The results should be raised more structured to facilitate reading, and in turn, see if all the graphics are necessary.

Author Response

Dear Reviewer,

Thank you very much for valid comments, which helped to improve our article.

  • Citation added as reccomended to the introduction.
  • In our group except one patient all were admitted withing 12 hours, edited the information.
  • p value in table 1 added
  • We have made some editing regarding data presentation, graphs and data evaluation. Because of lower patients frequency for multiparametric method we used man whitney for intergroup difference.

Thank you very much.

Sincerely,

Mihalovic M

Round 2

Reviewer 2 Report

I thank the authors for their answers.

I have only some minor comments regarding the paper.
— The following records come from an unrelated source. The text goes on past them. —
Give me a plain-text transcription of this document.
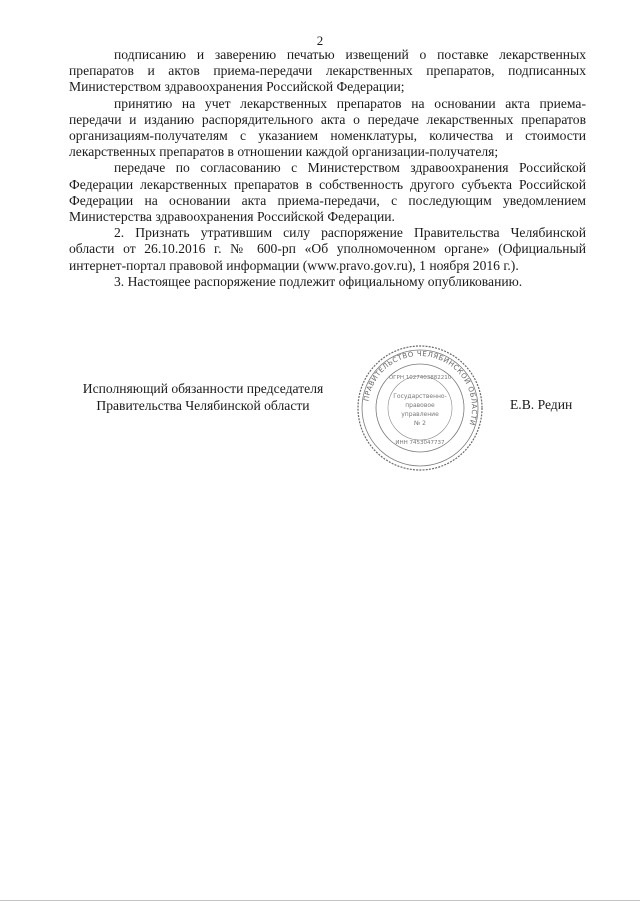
2

подписанию и заверению печатью извещений о поставке лекарственных препаратов и актов приема-передачи лекарственных препаратов, подписанных Министерством здравоохранения Российской Федерации;

принятию на учет лекарственных препаратов на основании акта приема-передачи и изданию распорядительного акта о передаче лекарственных препаратов организациям-получателям с указанием номенклатуры, количества и стоимости лекарственных препаратов в отношении каждой организации-получателя;

передаче по согласованию с Министерством здравоохранения Российской Федерации лекарственных препаратов в собственность другого субъекта Российской Федерации на основании акта приема-передачи, с последующим уведомлением Министерства здравоохранения Российской Федерации.

2. Признать утратившим силу распоряжение Правительства Челябинской области от 26.10.2016 г. № 600-рп «Об уполномоченном органе» (Официальный интернет-портал правовой информации (www.pravo.gov.ru), 1 ноября 2016 г.).

3. Настоящее распоряжение подлежит официальному опубликованию.

Исполняющий обязанности председателя
Правительства Челябинской области	ПРАВИТЕЛЬСТВО ЧЕЛЯБИНСКОЙ ОБЛАСТИ
ОГРН 1027403882210
ИНН 7453047737
Государственно-
правовое
управление
№ 2
Е.В. Редин
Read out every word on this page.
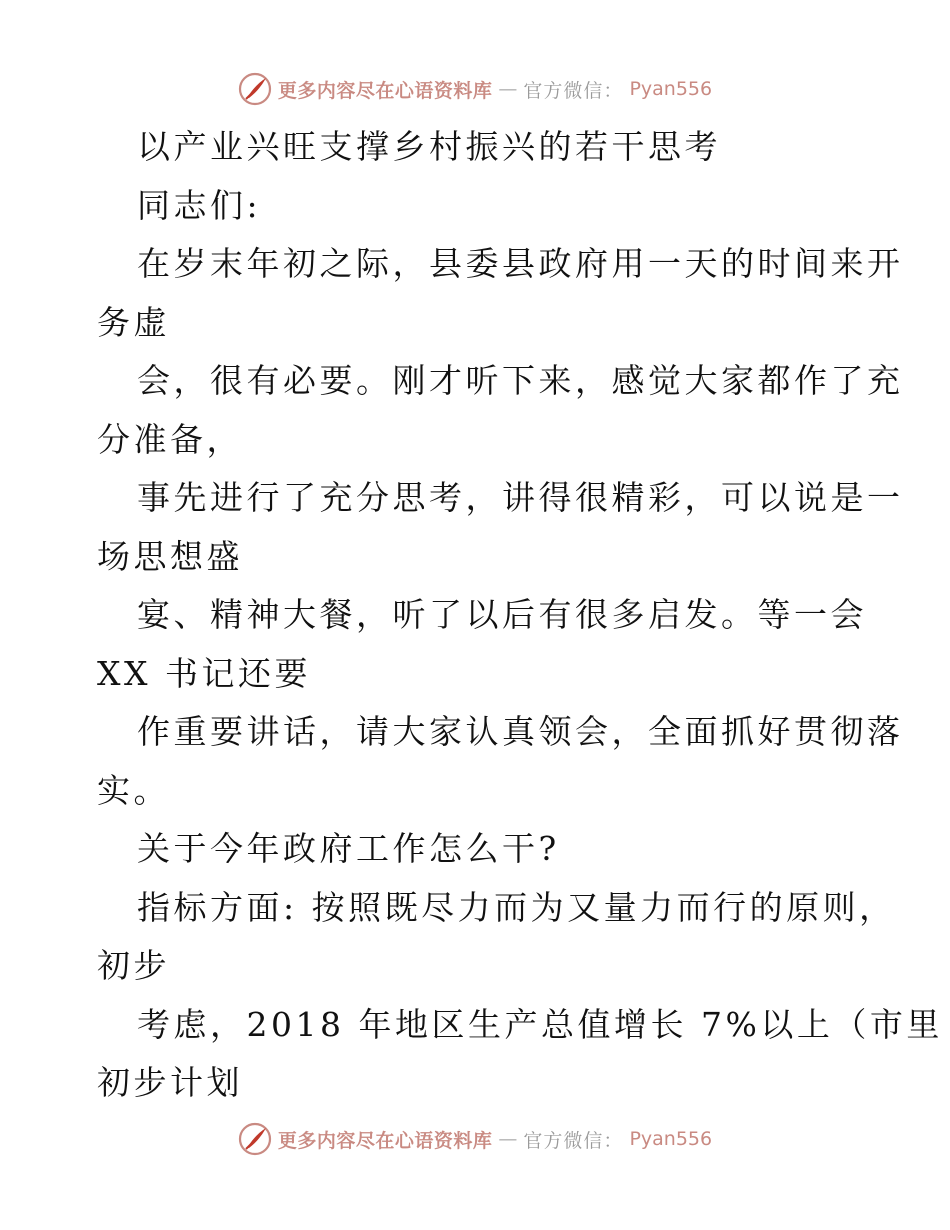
更多内容尽在心语资料库 — 官方微信： Pyan556
以产业兴旺支撑乡村振兴的若干思考
同志们:
在岁末年初之际，县委县政府用一天的时间来开
务虚
会，很有必要。刚才听下来，感觉大家都作了充
分准备，
事先进行了充分思考，讲得很精彩，可以说是一
场思想盛
宴、精神大餐，听了以后有很多启发。等一会
XX 书记还要
作重要讲话，请大家认真领会，全面抓好贯彻落
实。
关于今年政府工作怎么干?
指标方面: 按照既尽力而为又量力而行的原则，
初步
考虑，2018 年地区生产总值增长 7%以上（市里
初步计划
更多内容尽在心语资料库 — 官方微信： Pyan556
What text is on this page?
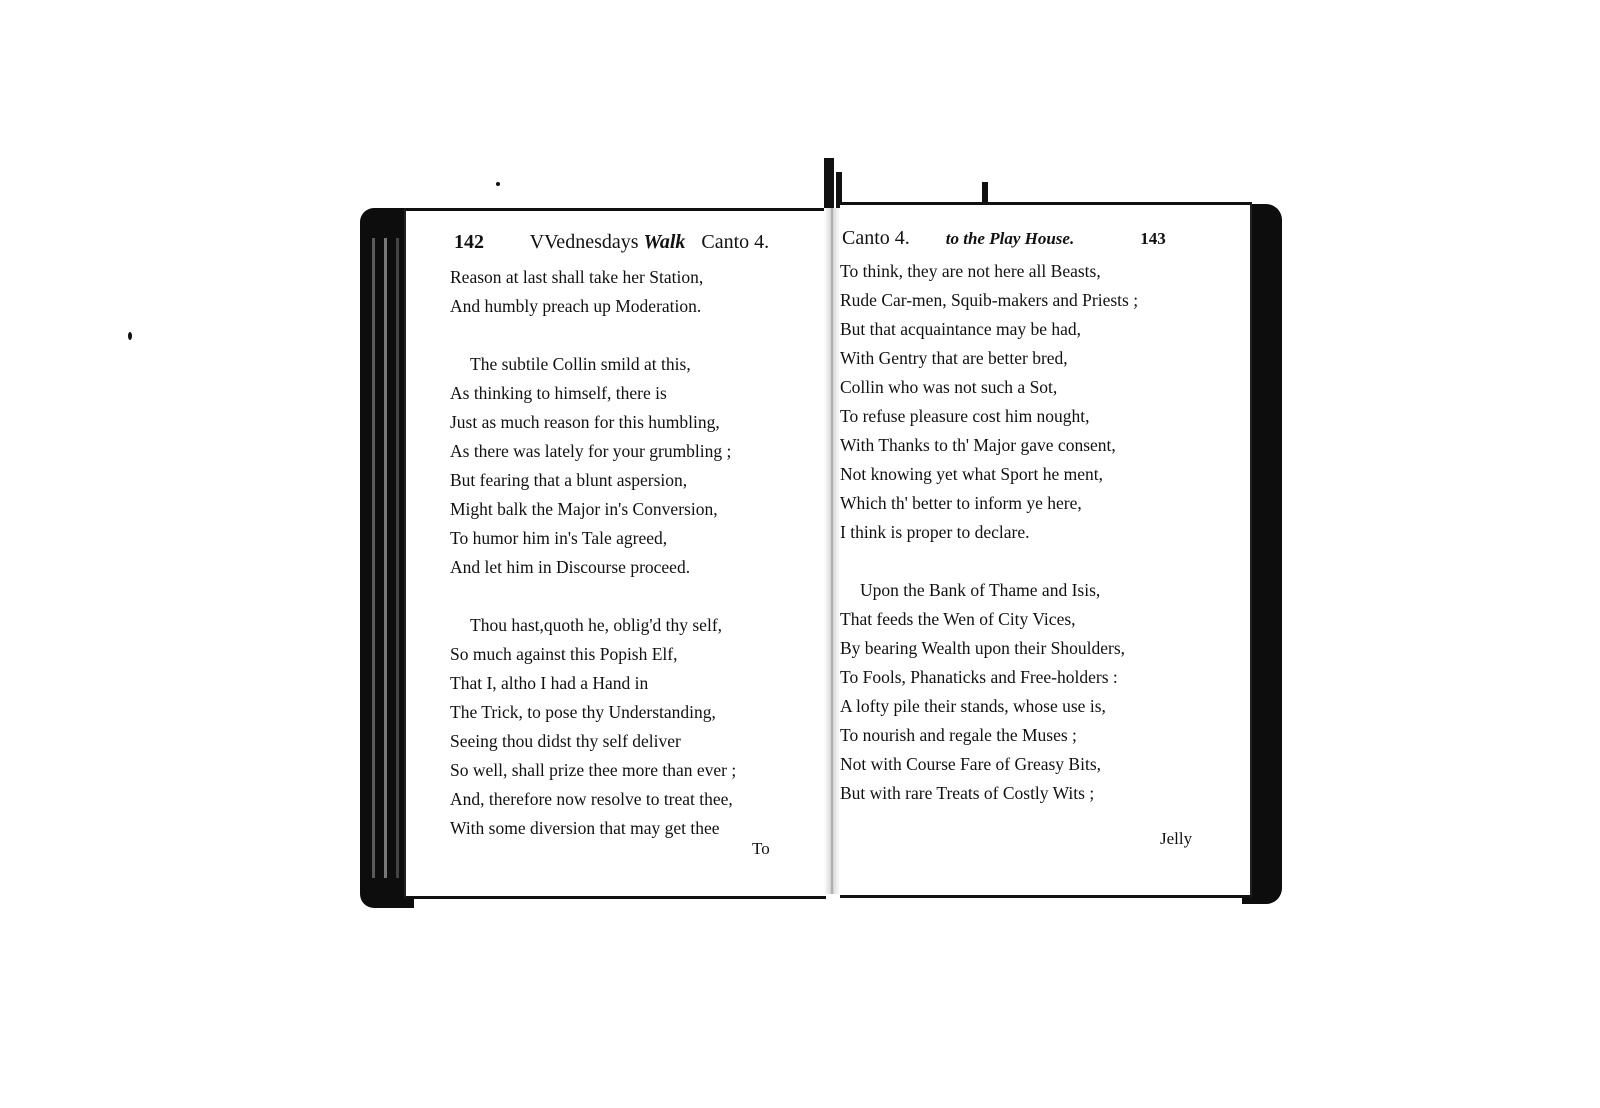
142 VVednesdays Walk Canto 4.
Reason at last shall take her Station,
And humbly preach up Moderation.
The subtile Collin smild at this,
As thinking to himself, there is
Just as much reason for this humbling,
As there was lately for your grumbling ;
But fearing that a blunt aspersion,
Might balk the Major in's Conversion,
To humor him in's Tale agreed,
And let him in Discourse proceed.
Thou hast,quoth he, oblig'd thy self,
So much against this Popish Elf,
That I, altho I had a Hand in
The Trick, to pose thy Understanding,
Seeing thou didst thy self deliver
So well, shall prize thee more than ever ;
And, therefore now resolve to treat thee,
With some diversion that may get thee
To
Canto 4. to the Play House.	143
To think, they are not here all Beasts,
Rude Car-men, Squib-makers and Priests ;
But that acquaintance may be had,
With Gentry that are better bred,
Collin who was not such a Sot,
To refuse pleasure cost him nought,
With Thanks to th' Major gave consent,
Not knowing yet what Sport he ment,
Which th' better to inform ye here,
I think is proper to declare.
Upon the Bank of Thame and Isis,
That feeds the Wen of City Vices,
By bearing Wealth upon their Shoulders,
To Fools, Phanaticks and Free-holders :
A lofty pile their stands, whose use is,
To nourish and regale the Muses ;
Not with Course Fare of Greasy Bits,
But with rare Treats of Costly Wits ;
Jelly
The heterogeneity of the studied population regarding the type of reperfusion therapy should be added to the limitations. The number of patients undergoing reperfusion therapy should be added to the abstract.

The author’s reply on prevalence of PVC should be added to the discussion or limitation section.

Lines 130-132: Please clarify to avoid repetitions “Parameters that did not follow a normal distribution were analyzed with the MannWhitney U test or the Kruskal-Wallis test and expressed as the median. Testing of differences between groups was performed by Student's t-test or Mann Whitney U test.”

Figure 4 seems to be doubled. Figure 1 covers an unnamed figure (1B?).

An abbreviation for acute myocardial infarction is rather AMI than AIM.

Line 196 missing ‘0” [(p=,24)]

Standardize the type and placement of periods in the bracket references and when reporting p-values.

Line 328 Please remove “independent” as only univariate analyzes were performed

Try to avoid ’significant’.

Author Response

Dear Reviewer,

thank you very much for additional points. We made adjustments according to the proposals.

Sincerely,

Mihalovic M

Reviewer 3 Report

The authors have made the requested changes.

Author Response

Dear Reviewer,

thank you very much for manuscript reviewing.